« Je suis comme les victimes, je suis inconsolable ». Ce mercredi 16 octobre, une vague d’émotion a traversé la salle du tribunal correctionnel de Paris dans laquelle se tient depuis le 23 septembre le procès du Mediator, cet antidiabétique prescrit à tort comme un coupe-faim.
A la barre, la pneumologue de Brest, Irène Frachon, explique depuis des heures comment elle a « échappé de très peu à la tromperie de Servier ». Celle, dont l’obstination a permis de révéler ce scandale sanitaire, n’est plus une simple lanceuse d’alerte. Elle est devenue la porte-parole des victimes, certaines décédées, d’autres bâillonnées par les accords financiers noués avec le laboratoire ou celles encore dont la vie est ralentie à cause d’une valvulopathie.
Ce procès va durer six mois mais il marque une étape importante dans la façon dont les citoyens font valoir leur droit en matière de santé. Les « remettre au milieu des débats », comme l’a indiqué un avocat des parties civiles.
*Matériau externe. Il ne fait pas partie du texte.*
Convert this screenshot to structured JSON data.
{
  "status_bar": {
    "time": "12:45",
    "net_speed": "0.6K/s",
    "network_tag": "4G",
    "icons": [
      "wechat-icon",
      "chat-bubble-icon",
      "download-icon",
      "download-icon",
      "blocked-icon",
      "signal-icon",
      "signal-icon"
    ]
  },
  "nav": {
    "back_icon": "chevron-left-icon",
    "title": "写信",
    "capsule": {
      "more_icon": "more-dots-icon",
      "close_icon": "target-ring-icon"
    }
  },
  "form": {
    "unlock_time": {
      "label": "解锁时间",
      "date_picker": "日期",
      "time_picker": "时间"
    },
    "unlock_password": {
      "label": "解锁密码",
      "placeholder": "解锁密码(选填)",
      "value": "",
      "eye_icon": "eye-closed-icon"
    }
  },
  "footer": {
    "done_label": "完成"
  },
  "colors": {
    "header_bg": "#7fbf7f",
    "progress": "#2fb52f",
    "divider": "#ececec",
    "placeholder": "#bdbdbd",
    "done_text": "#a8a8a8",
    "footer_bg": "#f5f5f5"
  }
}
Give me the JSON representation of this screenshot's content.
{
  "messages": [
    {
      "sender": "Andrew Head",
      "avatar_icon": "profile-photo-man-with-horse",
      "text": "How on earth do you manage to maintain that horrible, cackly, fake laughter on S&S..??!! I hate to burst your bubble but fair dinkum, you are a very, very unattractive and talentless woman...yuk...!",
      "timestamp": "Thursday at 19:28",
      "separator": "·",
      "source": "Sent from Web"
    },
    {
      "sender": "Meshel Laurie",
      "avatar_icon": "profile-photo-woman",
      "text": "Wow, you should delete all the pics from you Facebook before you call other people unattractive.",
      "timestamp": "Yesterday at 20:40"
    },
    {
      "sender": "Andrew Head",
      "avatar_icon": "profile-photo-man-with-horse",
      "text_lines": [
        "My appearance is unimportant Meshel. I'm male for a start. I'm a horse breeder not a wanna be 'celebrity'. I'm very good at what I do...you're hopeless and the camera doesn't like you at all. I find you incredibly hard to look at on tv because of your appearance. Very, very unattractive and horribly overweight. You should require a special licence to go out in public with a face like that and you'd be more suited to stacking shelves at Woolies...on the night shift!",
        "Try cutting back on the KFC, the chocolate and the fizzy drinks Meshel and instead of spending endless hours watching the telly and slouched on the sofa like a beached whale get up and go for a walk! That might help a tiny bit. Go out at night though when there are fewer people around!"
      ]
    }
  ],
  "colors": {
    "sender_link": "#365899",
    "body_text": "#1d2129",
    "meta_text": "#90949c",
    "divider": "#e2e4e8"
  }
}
Que ce soit vis-à-vis de la justice, du corps politique, des institutions ou des industriels, le rapport de soumission ou de dépendance dans lequel le consommateur était enfermé glisse vers une relation où la transparence, l’intérêt de chacun et de la santé publique deviennent des déterminants.
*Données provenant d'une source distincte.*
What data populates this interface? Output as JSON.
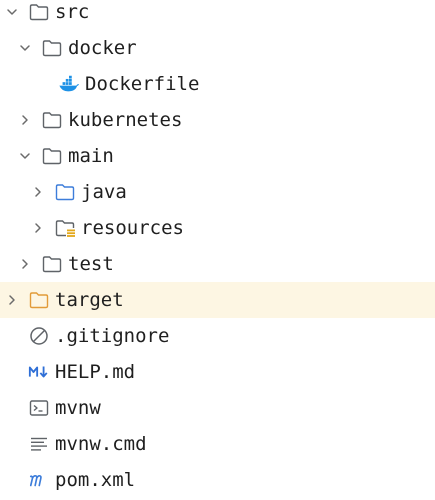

Aujourd’hui, des porte-voix accompagnent cette transition. Ils sont médecins dans l’affaire du Mediator pour faire reconnaître le préjudice des victimes.
Ils peuvent aussi accompagner les consommateurs dans leur volonté de manger en connaissant le contenu de leur assiette. Ainsi, plusieurs scientifiques et associations viennent de lancer une pétition qui a recueilli 70 000 signatures pour rendre le dispositif Nutri-Score obligatoire à l’échelle européenne. Apposé sur les emballages alimentaires, cet étiquetage permet d’identifier en un clin d’œil les produits favorables à la santé. Ce code couleur, initié en France en 2017, s’est déjà exporté en Espagne, en Belgique et en Allemagne. Cette bataille citoyenne n’est pas gagnée mais déjà plusieurs industriels ont adopté cette mention volontairement. D’autres ont élevé la qualité nutritionnelle de leurs produits pour s’attirer les faveurs du public.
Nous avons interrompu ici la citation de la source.